Preheat oven to 350°F.  Lightly spray a 9 x 13 inch non-stick baking pan with cooking spray.

In a large bowl, combine the flour, baking soda, salt and cinnamon and stir to blend.

In another bowl, whisk the sugars with the butter, egg whites, applesauce and vanilla until light and fluffy.

Whisk the dry ingredients into the wet ingredients in two additions
until the batter is very well blended. If the batter looks more
“crumbly” than smooth, add just a drop of water at a time (ONLY if
needed) until it smooths out.

Fold in white chocolate chips and 1/3 cup cranberries. Spread batter onto the baking pan using the back of a measuring cup to smooth evenly.

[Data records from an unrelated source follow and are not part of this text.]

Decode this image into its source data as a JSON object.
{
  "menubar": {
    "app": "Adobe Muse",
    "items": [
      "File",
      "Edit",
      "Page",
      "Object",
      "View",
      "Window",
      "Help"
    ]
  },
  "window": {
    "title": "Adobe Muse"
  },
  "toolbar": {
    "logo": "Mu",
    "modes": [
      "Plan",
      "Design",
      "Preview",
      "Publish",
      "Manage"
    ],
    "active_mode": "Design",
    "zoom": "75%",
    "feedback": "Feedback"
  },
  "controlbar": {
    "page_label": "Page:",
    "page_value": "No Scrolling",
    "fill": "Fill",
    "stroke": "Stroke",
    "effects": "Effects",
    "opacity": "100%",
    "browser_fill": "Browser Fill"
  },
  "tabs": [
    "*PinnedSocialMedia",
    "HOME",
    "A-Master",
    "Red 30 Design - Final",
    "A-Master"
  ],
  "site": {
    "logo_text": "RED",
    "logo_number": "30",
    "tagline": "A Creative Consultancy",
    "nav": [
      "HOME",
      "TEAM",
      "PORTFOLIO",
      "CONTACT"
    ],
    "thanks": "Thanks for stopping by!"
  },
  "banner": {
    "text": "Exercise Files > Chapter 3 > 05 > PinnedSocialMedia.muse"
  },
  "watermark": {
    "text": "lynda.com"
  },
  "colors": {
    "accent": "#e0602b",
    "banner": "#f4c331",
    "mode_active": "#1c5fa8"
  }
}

Bake 10 – 14 minutes, until the edges are light brown and a toothpick inserted comes out clean. Don’t over-bake or your bars will be dry. Let it cool completely on wire rack.
Meanwhile, prepare the frosting; in a large bowl, use an electric mixer to beat the cream cheese, powdered sugar and vanilla until well-blended. Frost bars and sprinkle with remaining cranberries. Drizzle with the melted white chocolate.

*To melt the chocolate, place in a microwave safe cup and heat 15 seconds; stir. Another 15 seconds; stir until the chocolate is melted.

When the chocolate sets, cut into 15 large squares (5 cuts by 3 cuts with the knife). Then cut each square in half diagonally to create triangles. Store in the refrigerator until ready to serve.